注意:我看过其他关于此的帖子,但我是初学者,所以我无法理解那些因为它们不在python中
答案 0 :(得分:1)
只需点击链接的重定向,它就会转到右侧页面。假设您的链接位于url
变量中。
import urllib2
url = "/url?q=https://en.wikipedia.org/wiki/Turtle&sa=U&ved=0ahUKEwja-oaO7u3XAhVMqo8KHYWWCp4QFggVMAA&usg=AOvVaw31hklS09NmMyvgktL1lrTN"
url = "www.google.com"+url
response = urllib2.urlopen(url) # 'www.google.com/url?q=https://en.wikipedia.org/wiki/Turtle&sa=U&ved=0ahUKEwja-oaO7u3XAhVMqo8KHYWWCp4QFggVMAA&usg=AOvVaw31hklS09NmMyvgktL1lrTN'
response.geturl() # 'https://en.wikipedia.org/wiki/Turtle'
这是有效的,因为您回来了谷歌重定向到网址,这是您每次搜索时实际点击的内容。这段代码基本上只是跟着重定向,直到它到达真正的URL。
答案 1 :(得分:0)
使用此提供Google搜索的包
答案 2 :(得分:0)
你可以使用selenium结合python和BeautifulSoup来做同样的事情。无论网页是启用javascript还是普通网页,它都会为您提供第一个结果:
from selenium import webdriver
from bs4 import BeautifulSoup
def get_data(search_input):
search_input = search_input.replace(" ","+")
driver.get("https://www.google.com/search?q=" + search_input)
soup = BeautifulSoup(driver.page_source,'lxml')
for result in soup.select('h3.r'):
item = result.select("a")[0].text
link = result.select("a")[0]['href']
print("item_text: {}\nitem_link: {}".format(item,link))
break
if __name__ == '__main__':
driver = webdriver.Chrome()
try:
get_data("turtles")
finally:
driver.quit()
输出:
item_text: Turtle - Wikipedia
item_link: https://en.wikipedia.org/wiki/Turtle
答案 3 :(得分:0)
您可以使用 CSS
选择器来获取这些链接。
soup.select_one('.yuRUbf a')['href']
from bs4 import BeautifulSoup
import requests
headers = {
'User-agent':
"Mozilla/5.0 (Windows NT 10.0; Win64; x64) AppleWebKit/537.36 (KHTML, like Gecko)"

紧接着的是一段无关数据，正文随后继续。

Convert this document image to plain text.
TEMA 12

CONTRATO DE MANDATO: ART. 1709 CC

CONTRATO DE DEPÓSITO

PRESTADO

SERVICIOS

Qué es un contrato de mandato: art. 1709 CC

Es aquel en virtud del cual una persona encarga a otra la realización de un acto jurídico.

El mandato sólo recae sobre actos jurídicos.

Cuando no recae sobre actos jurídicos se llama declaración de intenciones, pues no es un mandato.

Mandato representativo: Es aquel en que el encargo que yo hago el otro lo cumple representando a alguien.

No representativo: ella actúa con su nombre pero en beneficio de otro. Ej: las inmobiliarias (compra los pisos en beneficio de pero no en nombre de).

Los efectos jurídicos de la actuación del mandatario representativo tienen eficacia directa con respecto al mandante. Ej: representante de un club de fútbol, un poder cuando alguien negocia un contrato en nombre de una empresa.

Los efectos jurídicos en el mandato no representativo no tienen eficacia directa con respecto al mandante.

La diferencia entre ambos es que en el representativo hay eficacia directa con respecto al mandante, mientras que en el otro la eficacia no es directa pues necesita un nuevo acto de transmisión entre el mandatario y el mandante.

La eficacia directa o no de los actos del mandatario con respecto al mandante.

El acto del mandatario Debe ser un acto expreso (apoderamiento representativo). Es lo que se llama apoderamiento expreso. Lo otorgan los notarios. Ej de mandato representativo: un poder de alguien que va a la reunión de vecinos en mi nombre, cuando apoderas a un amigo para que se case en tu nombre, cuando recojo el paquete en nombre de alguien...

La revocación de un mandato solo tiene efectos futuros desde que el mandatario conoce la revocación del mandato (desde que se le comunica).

"Chrome/70.0.3538.102 Safari/537.36 Edge/18.19582"
}
html = requests.get('https://www.google.com/search?q=turtles', headers=headers)
soup = BeautifulSoup(html.text, 'html.parser')
# iterates over organic results container
for result in soup.select('.tF2Cxc'):
# extracts url from "result" container
url = result.select_one('.yuRUbf a')['href']
print(url)
------------
'''
https://en.wikipedia.org/wiki/Turtle
https://www.worldwildlife.org/species/sea-turtle
https://www.britannica.com/animal/turtle-reptile
https://www.britannica.com/story/whats-the-difference-between-a-turtle-and-a-tortoise
https://www.fisheries.noaa.gov/sea-turtles
https://www.fisheries.noaa.gov/species/green-turtle
https://turtlesurvival.org/
https://www.outdooralabama.com/reptiles/turtles
https://www.rewild.org/lost-species/lost-turtles
'''
或者,您可以使用来自 SerpApi 的 Google Search Engine Results API 做同样的事情。
这是一个付费 API,可免费试用 5,000 次搜索,这里的主要区别在于,您只需浏览结构化的 JSON
,而不是找出某些东西不起作用的原因。
要集成的代码:
from serpapi import GoogleSearch
params = {
"api_key": "YOUR_API_KEY",
"engine": "google",
"q": "turtle",
}
search = GoogleSearch(params)
results = search.get_dict()
for result in results['organic_results']:
print(result['link'])
--------------
'''
https://en.wikipedia.org/wiki/Turtle
https://www.britannica.com/animal/turtle-reptile
https://www.britannica.com/story/whats-the-difference-between-a-turtle-and-a-tortoise
https://turtlesurvival.org/
https://www.worldwildlife.org/species/sea-turtle
https://www.conserveturtles.org/
'''
<块引用>
免责声明,我为 SerpApi 工作。